Die im Rahmen der Arctic Century Expedition durchgeführten Forschungsarbeiten konzentrieren sich auf die Erhebung von Daten über die Häufigkeit und Verteilung von schwimmendem Müll sowie auf die Untersuchung von an den Küsten der Region gestrandeten Abfällen. Bei den Erhebungen auf See steht man stundenlang am Bug des Schiffes und sucht nach Abfällen, was bei gutem Wetter Spaß macht, was aber nicht immer der Fall ist. Der Forscher wird jedoch durch die Chance motiviert, einige der Meeresbewohner der Region zu sehen. Neben den Abfällen erfasst er auch Seevögel, Meeressäuger und andere Meeresorganismen, denen er begegnet.

Erste Beobachtungen ergaben, dass die Dichte der schwimmenden Abfälle außerhalb der Schifffahrtsstraße um das Nordkap gering war, aber im St.-Anna-Trog zwischen Nowaja Semlja und Franz-Josef-Land sowie lokal vor der Nordwestküste von Nowaja Semlja und der Insel Vize wurden hohe Abfalldichten festgestellt. Interessanterweise handelte es sich bei den meisten Abfällen um flexible Verpackungen, was angesichts der großen Entfernung von offensichtlichen Herkunftsgebieten überraschend ist. Es scheint, dass das Absinken von Abfällen aufgrund von Bewuchs in diesen kalten Gewässern weniger häufig vorkommt.
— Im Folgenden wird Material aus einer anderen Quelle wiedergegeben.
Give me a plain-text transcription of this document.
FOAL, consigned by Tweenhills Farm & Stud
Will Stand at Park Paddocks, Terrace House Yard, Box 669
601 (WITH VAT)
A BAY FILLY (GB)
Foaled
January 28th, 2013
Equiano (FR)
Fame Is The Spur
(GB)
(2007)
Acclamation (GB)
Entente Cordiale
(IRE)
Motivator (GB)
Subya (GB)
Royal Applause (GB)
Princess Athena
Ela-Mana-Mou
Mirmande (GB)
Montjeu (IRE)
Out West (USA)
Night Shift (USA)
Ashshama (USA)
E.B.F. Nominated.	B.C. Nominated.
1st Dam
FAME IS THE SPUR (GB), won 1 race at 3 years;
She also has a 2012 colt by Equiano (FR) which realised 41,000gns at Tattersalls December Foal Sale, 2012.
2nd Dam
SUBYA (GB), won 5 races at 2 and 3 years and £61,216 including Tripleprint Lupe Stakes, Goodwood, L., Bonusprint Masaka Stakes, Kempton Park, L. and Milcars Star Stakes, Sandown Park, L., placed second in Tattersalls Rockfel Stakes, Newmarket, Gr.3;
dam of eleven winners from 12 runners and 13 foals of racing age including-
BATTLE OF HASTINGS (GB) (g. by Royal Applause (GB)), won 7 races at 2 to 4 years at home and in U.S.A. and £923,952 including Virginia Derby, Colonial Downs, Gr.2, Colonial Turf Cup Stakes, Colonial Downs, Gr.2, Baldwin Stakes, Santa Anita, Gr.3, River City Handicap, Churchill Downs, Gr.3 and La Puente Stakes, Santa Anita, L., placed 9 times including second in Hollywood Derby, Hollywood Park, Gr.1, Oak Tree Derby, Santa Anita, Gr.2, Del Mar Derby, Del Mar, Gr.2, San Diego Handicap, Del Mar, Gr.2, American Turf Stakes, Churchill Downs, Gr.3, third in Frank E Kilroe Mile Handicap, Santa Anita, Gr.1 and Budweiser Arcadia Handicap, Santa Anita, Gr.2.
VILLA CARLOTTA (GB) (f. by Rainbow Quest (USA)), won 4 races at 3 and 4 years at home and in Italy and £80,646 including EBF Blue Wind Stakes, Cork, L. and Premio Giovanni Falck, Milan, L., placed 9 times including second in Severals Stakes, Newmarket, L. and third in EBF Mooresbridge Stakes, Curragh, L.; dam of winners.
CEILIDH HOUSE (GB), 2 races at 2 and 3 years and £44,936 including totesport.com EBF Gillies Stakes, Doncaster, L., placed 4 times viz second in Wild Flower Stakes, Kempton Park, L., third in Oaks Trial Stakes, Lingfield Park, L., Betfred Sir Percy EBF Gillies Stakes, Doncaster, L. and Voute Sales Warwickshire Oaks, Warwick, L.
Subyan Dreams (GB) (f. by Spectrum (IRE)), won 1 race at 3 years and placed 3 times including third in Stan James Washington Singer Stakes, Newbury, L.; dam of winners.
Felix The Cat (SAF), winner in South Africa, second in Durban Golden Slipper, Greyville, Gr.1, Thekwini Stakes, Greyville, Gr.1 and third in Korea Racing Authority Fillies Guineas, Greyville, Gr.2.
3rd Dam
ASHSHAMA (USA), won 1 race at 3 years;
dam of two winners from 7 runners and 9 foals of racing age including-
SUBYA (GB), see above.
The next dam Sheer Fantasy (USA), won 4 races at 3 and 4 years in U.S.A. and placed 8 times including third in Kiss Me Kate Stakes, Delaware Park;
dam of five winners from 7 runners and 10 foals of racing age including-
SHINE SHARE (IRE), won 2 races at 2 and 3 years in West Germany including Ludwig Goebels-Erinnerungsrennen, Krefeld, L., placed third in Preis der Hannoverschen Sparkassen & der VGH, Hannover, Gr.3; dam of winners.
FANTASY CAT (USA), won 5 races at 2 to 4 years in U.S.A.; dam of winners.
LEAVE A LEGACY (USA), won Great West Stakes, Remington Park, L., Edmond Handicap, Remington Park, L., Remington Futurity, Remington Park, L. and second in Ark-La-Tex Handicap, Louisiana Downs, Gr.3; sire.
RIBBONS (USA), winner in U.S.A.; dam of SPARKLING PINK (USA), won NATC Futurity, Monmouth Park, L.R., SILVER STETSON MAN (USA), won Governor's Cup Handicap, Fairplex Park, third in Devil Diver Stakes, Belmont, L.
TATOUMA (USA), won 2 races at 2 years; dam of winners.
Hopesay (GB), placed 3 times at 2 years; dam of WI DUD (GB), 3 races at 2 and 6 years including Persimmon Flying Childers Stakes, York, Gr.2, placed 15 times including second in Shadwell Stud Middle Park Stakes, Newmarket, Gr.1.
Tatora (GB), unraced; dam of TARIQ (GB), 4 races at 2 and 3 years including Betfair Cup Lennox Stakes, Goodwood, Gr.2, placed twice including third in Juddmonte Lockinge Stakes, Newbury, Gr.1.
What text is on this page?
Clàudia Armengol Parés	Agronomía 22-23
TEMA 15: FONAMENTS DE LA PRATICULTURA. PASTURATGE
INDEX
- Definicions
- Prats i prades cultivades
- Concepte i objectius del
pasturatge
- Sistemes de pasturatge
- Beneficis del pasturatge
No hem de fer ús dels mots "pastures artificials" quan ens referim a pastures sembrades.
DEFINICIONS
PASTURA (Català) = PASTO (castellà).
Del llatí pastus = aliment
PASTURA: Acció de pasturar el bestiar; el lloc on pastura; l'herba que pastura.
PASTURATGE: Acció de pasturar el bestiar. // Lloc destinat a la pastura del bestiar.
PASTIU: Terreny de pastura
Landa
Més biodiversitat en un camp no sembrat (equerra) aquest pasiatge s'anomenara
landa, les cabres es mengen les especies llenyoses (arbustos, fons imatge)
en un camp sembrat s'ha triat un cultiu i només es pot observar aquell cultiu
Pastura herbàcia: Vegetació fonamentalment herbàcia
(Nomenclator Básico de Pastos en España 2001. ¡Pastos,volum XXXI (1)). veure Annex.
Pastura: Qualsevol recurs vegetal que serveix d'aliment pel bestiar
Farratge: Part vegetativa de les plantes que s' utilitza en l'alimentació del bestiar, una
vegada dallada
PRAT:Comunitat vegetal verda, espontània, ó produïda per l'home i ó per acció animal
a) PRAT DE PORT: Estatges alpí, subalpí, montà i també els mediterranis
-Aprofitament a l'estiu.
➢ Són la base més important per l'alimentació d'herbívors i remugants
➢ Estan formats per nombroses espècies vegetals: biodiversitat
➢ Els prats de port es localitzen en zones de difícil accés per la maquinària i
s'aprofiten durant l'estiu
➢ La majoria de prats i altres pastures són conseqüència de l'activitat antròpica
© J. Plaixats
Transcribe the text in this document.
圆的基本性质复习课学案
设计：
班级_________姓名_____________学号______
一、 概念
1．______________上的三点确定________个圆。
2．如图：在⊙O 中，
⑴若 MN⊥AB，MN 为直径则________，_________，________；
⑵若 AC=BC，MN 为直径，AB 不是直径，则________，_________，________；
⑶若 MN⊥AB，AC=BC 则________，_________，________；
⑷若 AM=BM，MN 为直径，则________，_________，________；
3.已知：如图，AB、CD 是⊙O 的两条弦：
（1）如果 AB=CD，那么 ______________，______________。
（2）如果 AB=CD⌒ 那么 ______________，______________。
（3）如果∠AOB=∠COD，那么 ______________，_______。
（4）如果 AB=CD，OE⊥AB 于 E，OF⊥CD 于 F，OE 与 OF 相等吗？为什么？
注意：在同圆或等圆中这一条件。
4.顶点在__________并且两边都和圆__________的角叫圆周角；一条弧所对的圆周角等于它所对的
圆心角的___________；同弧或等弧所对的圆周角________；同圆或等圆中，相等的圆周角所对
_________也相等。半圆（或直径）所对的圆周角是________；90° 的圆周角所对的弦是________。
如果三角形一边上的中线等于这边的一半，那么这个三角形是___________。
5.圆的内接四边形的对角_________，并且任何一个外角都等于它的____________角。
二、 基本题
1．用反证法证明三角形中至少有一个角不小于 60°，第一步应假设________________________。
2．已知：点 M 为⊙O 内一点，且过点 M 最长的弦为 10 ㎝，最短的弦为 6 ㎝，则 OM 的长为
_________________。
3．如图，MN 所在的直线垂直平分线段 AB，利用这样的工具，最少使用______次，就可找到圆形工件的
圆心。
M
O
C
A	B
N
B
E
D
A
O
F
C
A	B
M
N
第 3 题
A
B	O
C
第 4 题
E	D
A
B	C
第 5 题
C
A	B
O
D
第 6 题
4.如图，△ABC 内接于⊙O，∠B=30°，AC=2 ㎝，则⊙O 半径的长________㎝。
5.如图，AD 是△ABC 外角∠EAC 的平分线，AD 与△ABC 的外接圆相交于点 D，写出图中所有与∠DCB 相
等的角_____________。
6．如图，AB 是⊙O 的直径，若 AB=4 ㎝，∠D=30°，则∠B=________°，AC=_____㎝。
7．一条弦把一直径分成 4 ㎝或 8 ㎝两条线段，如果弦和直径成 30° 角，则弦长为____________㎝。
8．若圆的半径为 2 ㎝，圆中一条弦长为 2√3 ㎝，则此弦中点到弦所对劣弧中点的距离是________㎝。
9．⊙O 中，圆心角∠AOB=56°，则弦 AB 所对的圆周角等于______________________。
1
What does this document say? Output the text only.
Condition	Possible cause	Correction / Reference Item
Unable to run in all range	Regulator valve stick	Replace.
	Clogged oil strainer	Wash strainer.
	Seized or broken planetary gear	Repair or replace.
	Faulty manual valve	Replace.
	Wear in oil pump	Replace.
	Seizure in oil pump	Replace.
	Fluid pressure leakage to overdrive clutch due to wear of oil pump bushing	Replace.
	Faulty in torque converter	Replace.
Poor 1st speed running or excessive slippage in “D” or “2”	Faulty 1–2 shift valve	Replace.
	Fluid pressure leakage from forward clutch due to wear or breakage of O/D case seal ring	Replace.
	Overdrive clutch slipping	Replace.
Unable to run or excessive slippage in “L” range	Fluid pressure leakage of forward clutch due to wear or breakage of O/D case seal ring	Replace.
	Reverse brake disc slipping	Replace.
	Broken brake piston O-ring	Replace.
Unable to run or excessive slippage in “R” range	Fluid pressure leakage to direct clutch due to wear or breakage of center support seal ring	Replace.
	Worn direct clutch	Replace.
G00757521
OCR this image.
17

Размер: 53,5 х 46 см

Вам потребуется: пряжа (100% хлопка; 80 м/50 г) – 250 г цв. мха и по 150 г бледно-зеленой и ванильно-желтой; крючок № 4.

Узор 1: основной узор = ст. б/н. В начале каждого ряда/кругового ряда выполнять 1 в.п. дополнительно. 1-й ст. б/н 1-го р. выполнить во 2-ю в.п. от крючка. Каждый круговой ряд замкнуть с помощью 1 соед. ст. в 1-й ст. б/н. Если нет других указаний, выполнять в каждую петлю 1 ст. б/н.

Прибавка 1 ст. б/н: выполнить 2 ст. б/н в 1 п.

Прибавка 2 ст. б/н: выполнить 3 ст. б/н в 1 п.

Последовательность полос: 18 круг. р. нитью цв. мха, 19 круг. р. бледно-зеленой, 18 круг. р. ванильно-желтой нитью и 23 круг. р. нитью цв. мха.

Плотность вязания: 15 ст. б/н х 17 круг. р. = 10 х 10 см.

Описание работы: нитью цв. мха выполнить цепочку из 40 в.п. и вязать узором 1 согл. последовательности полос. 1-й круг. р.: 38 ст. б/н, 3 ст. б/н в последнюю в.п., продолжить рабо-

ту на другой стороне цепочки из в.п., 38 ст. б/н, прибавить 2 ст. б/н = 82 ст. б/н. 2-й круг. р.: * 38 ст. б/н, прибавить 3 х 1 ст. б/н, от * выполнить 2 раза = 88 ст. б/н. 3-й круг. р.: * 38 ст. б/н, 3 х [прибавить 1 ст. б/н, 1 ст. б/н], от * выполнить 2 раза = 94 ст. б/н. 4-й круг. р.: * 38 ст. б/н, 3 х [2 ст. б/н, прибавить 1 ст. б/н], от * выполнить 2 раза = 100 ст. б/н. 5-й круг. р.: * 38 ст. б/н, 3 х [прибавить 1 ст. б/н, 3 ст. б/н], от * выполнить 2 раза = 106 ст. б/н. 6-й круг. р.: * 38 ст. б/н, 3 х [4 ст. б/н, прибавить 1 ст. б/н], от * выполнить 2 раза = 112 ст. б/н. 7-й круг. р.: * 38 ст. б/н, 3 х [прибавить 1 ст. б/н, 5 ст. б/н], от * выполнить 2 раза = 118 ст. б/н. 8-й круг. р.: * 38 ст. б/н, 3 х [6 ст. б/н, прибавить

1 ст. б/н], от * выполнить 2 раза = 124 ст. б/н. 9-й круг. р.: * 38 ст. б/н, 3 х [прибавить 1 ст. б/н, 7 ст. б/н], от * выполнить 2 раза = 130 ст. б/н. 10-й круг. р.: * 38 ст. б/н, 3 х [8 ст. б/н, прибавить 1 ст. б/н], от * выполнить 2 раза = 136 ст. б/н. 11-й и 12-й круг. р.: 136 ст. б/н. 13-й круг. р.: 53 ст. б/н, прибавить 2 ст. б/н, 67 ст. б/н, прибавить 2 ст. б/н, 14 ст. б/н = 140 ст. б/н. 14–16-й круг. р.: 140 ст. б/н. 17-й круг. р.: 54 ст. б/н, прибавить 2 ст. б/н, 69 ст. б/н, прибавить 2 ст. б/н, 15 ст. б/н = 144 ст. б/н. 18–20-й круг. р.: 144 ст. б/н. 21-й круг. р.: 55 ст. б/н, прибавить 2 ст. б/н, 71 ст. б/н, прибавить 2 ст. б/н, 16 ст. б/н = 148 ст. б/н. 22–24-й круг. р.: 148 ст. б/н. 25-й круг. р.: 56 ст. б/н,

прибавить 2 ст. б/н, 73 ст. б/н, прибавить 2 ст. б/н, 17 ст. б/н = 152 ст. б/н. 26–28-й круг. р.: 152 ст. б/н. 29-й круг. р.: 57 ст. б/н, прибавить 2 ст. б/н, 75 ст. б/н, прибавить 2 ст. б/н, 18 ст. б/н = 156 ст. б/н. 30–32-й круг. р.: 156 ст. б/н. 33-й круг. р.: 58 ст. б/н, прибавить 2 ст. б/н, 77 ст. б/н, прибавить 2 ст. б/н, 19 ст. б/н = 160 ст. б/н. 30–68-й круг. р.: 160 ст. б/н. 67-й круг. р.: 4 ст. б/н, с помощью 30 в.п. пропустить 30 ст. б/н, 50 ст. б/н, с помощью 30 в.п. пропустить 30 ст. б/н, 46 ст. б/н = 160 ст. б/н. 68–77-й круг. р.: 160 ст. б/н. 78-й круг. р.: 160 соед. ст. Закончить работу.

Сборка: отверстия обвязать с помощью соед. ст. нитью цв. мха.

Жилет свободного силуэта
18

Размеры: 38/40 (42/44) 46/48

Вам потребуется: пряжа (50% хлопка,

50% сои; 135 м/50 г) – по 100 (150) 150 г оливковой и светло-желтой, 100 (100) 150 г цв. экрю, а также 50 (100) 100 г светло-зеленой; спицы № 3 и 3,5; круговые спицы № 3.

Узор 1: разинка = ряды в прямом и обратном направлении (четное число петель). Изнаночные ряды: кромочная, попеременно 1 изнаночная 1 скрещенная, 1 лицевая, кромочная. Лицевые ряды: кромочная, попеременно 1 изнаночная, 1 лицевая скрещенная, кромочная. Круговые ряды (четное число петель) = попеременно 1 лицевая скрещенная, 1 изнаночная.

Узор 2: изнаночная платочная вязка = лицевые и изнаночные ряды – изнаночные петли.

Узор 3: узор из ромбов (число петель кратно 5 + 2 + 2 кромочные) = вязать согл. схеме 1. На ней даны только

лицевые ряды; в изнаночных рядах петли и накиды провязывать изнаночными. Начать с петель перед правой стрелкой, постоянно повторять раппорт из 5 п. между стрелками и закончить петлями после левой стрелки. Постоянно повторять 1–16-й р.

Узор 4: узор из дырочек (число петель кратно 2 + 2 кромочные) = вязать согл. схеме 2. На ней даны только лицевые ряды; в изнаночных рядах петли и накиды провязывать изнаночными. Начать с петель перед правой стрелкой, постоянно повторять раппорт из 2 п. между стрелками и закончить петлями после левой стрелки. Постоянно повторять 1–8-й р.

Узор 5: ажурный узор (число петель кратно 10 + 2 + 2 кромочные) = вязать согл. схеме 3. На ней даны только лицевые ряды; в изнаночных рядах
Bei den Erhebungen an der Küste wurden nur wenige Abfälle auf Nowaja Semlja oder Sewernaja Semlja gefunden, aber überraschend große Mengen auf Graham Bell, der östlichsten Insel von Franz-Josef-Land, und vor allem auf der Insel Vize, die direkt in der Strömungsbahn des Atlantiks liegt. Einige der Abfälle stammen aus Russland, andere aus Norwegen, Schweden, Deutschland, Frankreich, dem Vereinigten Königreich, Island, Kanada, den USA, Korea und sogar von den Färöer Inseln. Dies ist ein überzeugender Beweis dafür, dass Abfälle aus dem Nordatlantik über große Entfernungen in die Arktis driften.